Superfund Research Program

The Aryl Hydrocarbon Receptor/Transcription Factor as a Regulator of Hydrocarbon Bioactivity

Project Leader: David H. Sherr
Grant Number: P42ES007381
Funding Period: 1995 - 2005

Project-Specific Links

Final Progress Reports

Year:   2004  1999 

Scientific evidence is accumulating that common environmental pollutants that are carcinogenic, including many that we breathe daily, may also suppress the human immune system. This combination of traits suggests that in addition to inducing cancers, they suppress the primary biologic system responsible for defending against newly formed tumors.

In previous studies, Dr. Sherr and his research team demonstrated that aromatic hydrocarbons produced by the combustion of fossil fuel are among those substances that can both induce cancer and suppress the immune system. They demonstrated that hydrocarbons induce a suicide program in immature B lymphocytes (i.e. the antibody-producing cells) within the bone marrow, where B lymphocytes develop. The implications of these studies is that exposure to aromatic hydrocarbons may compromise the ability to generate robust, effective antibody responses against pathogenic bacteria or viruses. Notably, the induction of a B cell suicide program appears to be a mechanism of immunotoxicity common to several environmental chemicals.
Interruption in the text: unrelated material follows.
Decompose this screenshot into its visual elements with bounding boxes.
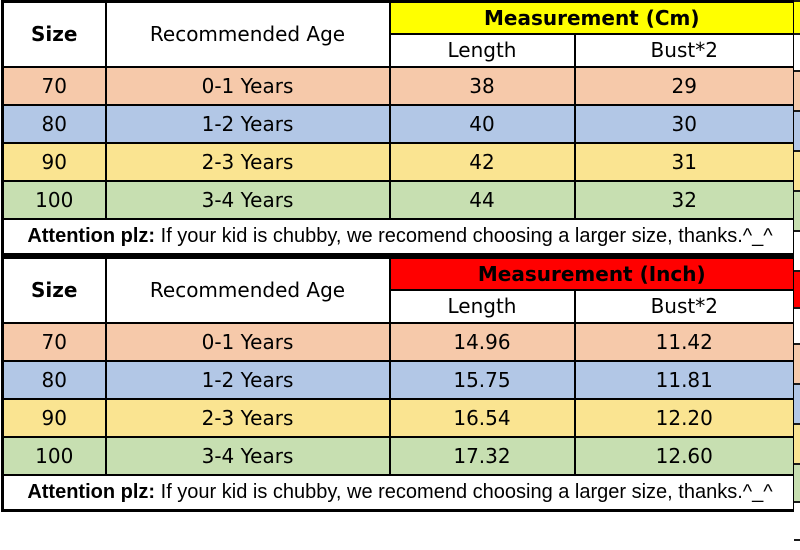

For example, in the past year, project investigators have shown that phthalates, a class of chemicals mainly used as plasticizers in many common consumer products, similarly induce a genetically encoded death program in immature lymphocytes. The molecular mechanism through which this occurs involves a protein receptor within the B cells (the peroxisome proliferator activated receptor, or PPAR.). In addition to phthalates, which are environmentally ubiquitous, other molecular agonists that can bind to PPAR include prostaglandins, which are signaling molecules produced in the body, and anti-diabetic drugs currently in wide clinical use. Once bound by these agonists, PPAR initiates a cascade of biochemical interactions resulting in the cell’s demise.

Over the last year, project investigators have made considerable progress in defining the components of that biochemical cascade. The death signal appears to be initiated by biochemical modifications involving kinases, enzymes that add phosphate groups onto signaling molecules, often other kinases. The addition of these phosphate groups activates the target protein/kinase and thereby propagates a death signal. Death kinases are activated at extremely low concentrations of PPAR agonists, and their activation results in the recruitment of a group of proteins (caspases) that deliver the final death stimulus.

The researchers' current studies are focused on defining the order of death kinase and caspase activation. By mapping out the death pathways of such chemically disparate environmental pollutants as aromatic hydrocarbons and phthalates, they will be able to compare them and determine if they are similar or distinct. Indeed, the researchers are also investigating the possibility that these two classes of pollutants can interact to yield a more intense death signal than could either alone.

Project investigators' results indicate that the bone marrow microenvironment in which antibody-forming B lymphocytes develop is exquisitely sensitive to environmental chemicals. Their experiments also raise the likely possibility that other lineages of blood cells that develop in the marrow environment, such as neutrophils and red cells, are also at risk from exposures to phthalates or aromatic hydrocarbons.